No sooner had the Senate passed House Bill 57, which suddenly added $184 million to school districts in Alaska, than the Senate asked the House to send the bill back. Someone spotted a provision in it, added by Sen. Rob Yundt of Wasilla, which was clearly unconstitutional.
Yundt had worked with Democrats Sen. Loki Tobin and Sen. Bill Wielechowski to pass an amendment that would provide some $23 million in reading grants. That amount used to be a rounding error in the state budget, but these days it’s a lot of money.
The way the amendment is worded makes the reading grants dependent upon passage of Senate Bill 113, by Sen. Wielechowski, which taxes businesses that are conducting internet sales in Alaska. Apparently, Yundt had made a deal with the Democrats to support that tax, and his amendment dedicated some of that expected revenue to the reading grants. That bill has passed the Senate but not yet passed the House.
That addition of dedicated funds made the bill unconstitutional.
During the “sausage-making” process that all bills and amendments go through, the constitutionality aspect was overlooked by the lawyers who work in Legislative Legal. Someone pointed it out to the Senate Majority after the vote had already been taken on Monday.
House Bill 57 has had a twisted life. It started out as a simple bill by Anchorage Democrat Rep. Zack Fields that would get school districts to ban the use of cell phones by students during school hours.
But then it became the mule for what is now about $200 million in more spending for education, and a hefty increase to the Base Student Allocation formula. Once the Senate got ahold of the bill, it became tarted up with all kinds of wants and desires, with no fiscal notes. Yundt fell into the trap and Democrats did him no favors.

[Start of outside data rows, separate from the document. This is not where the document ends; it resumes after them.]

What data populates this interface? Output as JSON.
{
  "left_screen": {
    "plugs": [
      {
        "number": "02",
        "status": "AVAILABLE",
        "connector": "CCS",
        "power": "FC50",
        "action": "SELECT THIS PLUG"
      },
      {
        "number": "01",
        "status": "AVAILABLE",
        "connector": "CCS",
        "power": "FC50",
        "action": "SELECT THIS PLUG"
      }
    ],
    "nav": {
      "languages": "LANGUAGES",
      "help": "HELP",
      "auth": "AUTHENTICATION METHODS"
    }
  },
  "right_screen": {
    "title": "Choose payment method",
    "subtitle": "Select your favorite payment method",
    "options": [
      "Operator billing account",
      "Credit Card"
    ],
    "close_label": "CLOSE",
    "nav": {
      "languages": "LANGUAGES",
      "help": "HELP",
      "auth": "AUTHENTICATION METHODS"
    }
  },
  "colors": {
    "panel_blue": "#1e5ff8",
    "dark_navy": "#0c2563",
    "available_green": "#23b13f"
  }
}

During floor remarks on Monday, Sen. Yundt effusively praised the Democrats for helping him get his amendment passed. He noted that he is not an education expert, but more of someone who makes deals and looks for the “soft spots.”
“This is what teamwork looks like,” Yundt said, after thanking the Democrats for their cooperation.

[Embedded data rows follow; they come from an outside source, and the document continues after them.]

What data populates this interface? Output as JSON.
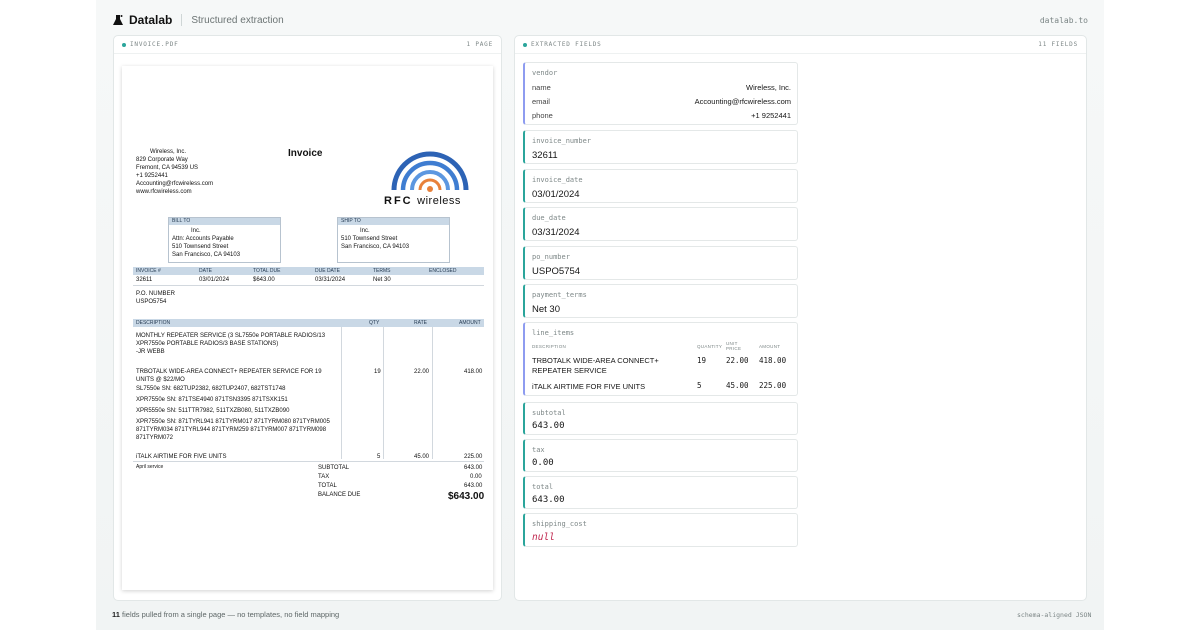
{
  "app": {
    "name": "Datalab",
    "subtitle": "Structured extraction",
    "link": "datalab.to"
  },
  "left_panel": {
    "title": "INVOICE.PDF",
    "pages": "1 PAGE"
  },
  "right_panel": {
    "title": "EXTRACTED FIELDS",
    "count": "11 FIELDS"
  },
  "invoice": {
    "title": "Invoice",
    "sender_lines": [
      "Wireless, Inc.",
      "829 Corporate Way",
      "Fremont, CA  94539 US",
      "+1 9252441",
      "Accounting@rfcwireless.com",
      "www.rfcwireless.com"
    ],
    "logo_bold": "RFC",
    "logo_light": "wireless",
    "bill_to_label": "BILL TO",
    "bill_to_lines": [
      "Inc.",
      "Attn:  Accounts Payable",
      "510 Townsend Street",
      "San Francisco, CA 94103"
    ],
    "ship_to_label": "SHIP TO",
    "ship_to_lines": [
      "Inc.",
      "510 Townsend Street",
      "San Francisco, CA 94103"
    ],
    "meta_headers": [
      "INVOICE #",
      "DATE",
      "TOTAL DUE",
      "DUE DATE",
      "TERMS",
      "ENCLOSED"
    ],
    "meta_values": [
      "32611",
      "03/01/2024",
      "$643.00",
      "03/31/2024",
      "Net 30",
      ""
    ],
    "po_label": "P.O. NUMBER",
    "po_value": "USPO5754",
    "item_headers": [
      "DESCRIPTION",
      "QTY",
      "RATE",
      "AMOUNT"
    ],
    "desc1": [
      "MONTHLY REPEATER SERVICE (3 SL7550e PORTABLE RADIOS/13",
      "XPR7550e PORTABLE RADIOS/3 BASE STATIONS)",
      "-JR WEBB"
    ],
    "desc2": [
      "TRBOTALK WIDE-AREA CONNECT+ REPEATER SERVICE FOR 19",
      "UNITS @ $22/MO"
    ],
    "item2_qty": "19",
    "item2_rate": "22.00",
    "item2_amount": "418.00",
    "serial1": "SL7550e SN: 682TUP2382, 682TUP2407, 682TST1748",
    "serial2": "XPR7550e SN: 871TSE4940 871TSN3395 871TSXK151",
    "serial3": "XPR5550e SN: 511TTR7982, 511TXZB080, 511TXZB090",
    "serial4": [
      "XPR7550e SN: 871TYRL941 871TYRM017 871TYRM080 871TYRM005",
      "871TYRM034 871TYRL944 871TYRM259 871TYRM007 871TYRM098",
      "871TYRM072"
    ],
    "item3_desc": "iTALK AIRTIME FOR FIVE UNITS",
    "item3_qty": "5",
    "item3_rate": "45.00",
    "item3_amount": "225.00",
    "april": "April service",
    "subtotal_label": "SUBTOTAL",
    "subtotal": "643.00",
    "tax_label": "TAX",
    "tax": "0.00",
    "total_label": "TOTAL",
    "total": "643.00",
    "balance_label": "BALANCE DUE",
    "balance": "$643.00"
  },
  "fields": {
    "vendor": {
      "key": "vendor",
      "name_k": "name",
      "name_v": "Wireless, Inc.",
      "email_k": "email",
      "email_v": "Accounting@rfcwireless.com",
      "phone_k": "phone",
      "phone_v": "+1 9252441"
    },
    "invoice_number": {
      "key": "invoice_number",
      "value": "32611"
    },
    "invoice_date": {
      "key": "invoice_date",
      "value": "03/01/2024"
    },
    "due_date": {
      "key": "due_date",
      "value": "03/31/2024"
    },
    "po_number": {
      "key": "po_number",
      "value": "USPO5754"
    },
    "payment_terms": {
      "key": "payment_terms",
      "value": "Net 30"
    },
    "line_items": {
      "key": "line_items",
      "h_desc": "DESCRIPTION",
      "h_qty": "QUANTITY",
      "h_unit1": "UNIT",
      "h_unit2": "PRICE",
      "h_amount": "AMOUNT",
      "r1_desc1": "TRBOTALK WIDE-AREA CONNECT+",
      "r1_desc2": "REPEATER SERVICE",
      "r1_qty": "19",
      "r1_price": "22.00",
      "r1_amount": "418.00",
      "r2_desc": "iTALK AIRTIME FOR FIVE UNITS",
      "r2_qty": "5",
      "r2_price": "45.00",
      "r2_amount": "225.00"
    },
    "subtotal": {
      "key": "subtotal",
      "value": "643.00"
    },
    "tax": {
      "key": "tax",
      "value": "0.00"
    },
    "total": {
      "key": "total",
      "value": "643.00"
    },
    "shipping_cost": {
      "key": "shipping_cost",
      "value": "null"
    }
  },
  "footer": {
    "count": "11",
    "text": " fields pulled from a single page — no templates, no field mapping",
    "right": "schema-aligned JSON"
  },
  "colors": {
    "accent": "#2ba59b",
    "group_accent": "#8e9cf0",
    "null": "#c0284f"
  }
}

The bill is now been bounced back to the Senate Rules Committee and will return to the floor on Wednesday for repair.
The fix may be that the word “shall” can be changed to “may,” in Yundt’s amendment, but if that happens it means there is no real funding source for the $23 million he wants, and that makes it unpalatable to many in a year where funds are scarce. The fiscal support for the amendment has all but collapsed.
Meanwhile, there’s another aspect to the bill that has constitutional questions and makes it vulnerable for a lawsuit on down the road.

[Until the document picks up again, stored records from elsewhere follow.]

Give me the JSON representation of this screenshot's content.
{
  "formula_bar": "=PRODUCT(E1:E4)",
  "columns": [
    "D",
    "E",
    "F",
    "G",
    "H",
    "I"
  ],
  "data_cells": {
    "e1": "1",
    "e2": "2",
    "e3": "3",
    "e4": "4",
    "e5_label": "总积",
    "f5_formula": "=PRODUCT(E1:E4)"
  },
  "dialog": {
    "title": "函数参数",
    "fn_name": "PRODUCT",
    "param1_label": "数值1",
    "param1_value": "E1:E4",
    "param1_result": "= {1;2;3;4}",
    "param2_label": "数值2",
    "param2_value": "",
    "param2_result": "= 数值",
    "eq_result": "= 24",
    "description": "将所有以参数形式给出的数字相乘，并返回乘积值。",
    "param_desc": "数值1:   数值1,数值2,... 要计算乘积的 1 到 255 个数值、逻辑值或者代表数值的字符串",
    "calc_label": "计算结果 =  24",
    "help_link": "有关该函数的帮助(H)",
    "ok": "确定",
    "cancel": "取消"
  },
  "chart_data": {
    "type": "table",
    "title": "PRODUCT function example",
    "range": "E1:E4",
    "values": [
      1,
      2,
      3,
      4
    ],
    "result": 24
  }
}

HB 57 has a provision that mandates the Department of Labor and Workforce Development track Alaska high school graduates for 20 years to see what happens to them in their lives. There are no specific parameters to the tracking, which may involve their careers or may involve other things, such as personal data; it’s just a general tracking provision in law that keeps tabs on Alaskans until they turn 38 years old. Critics say this is a severe violation of the Alaska Constitution’s privacy provision.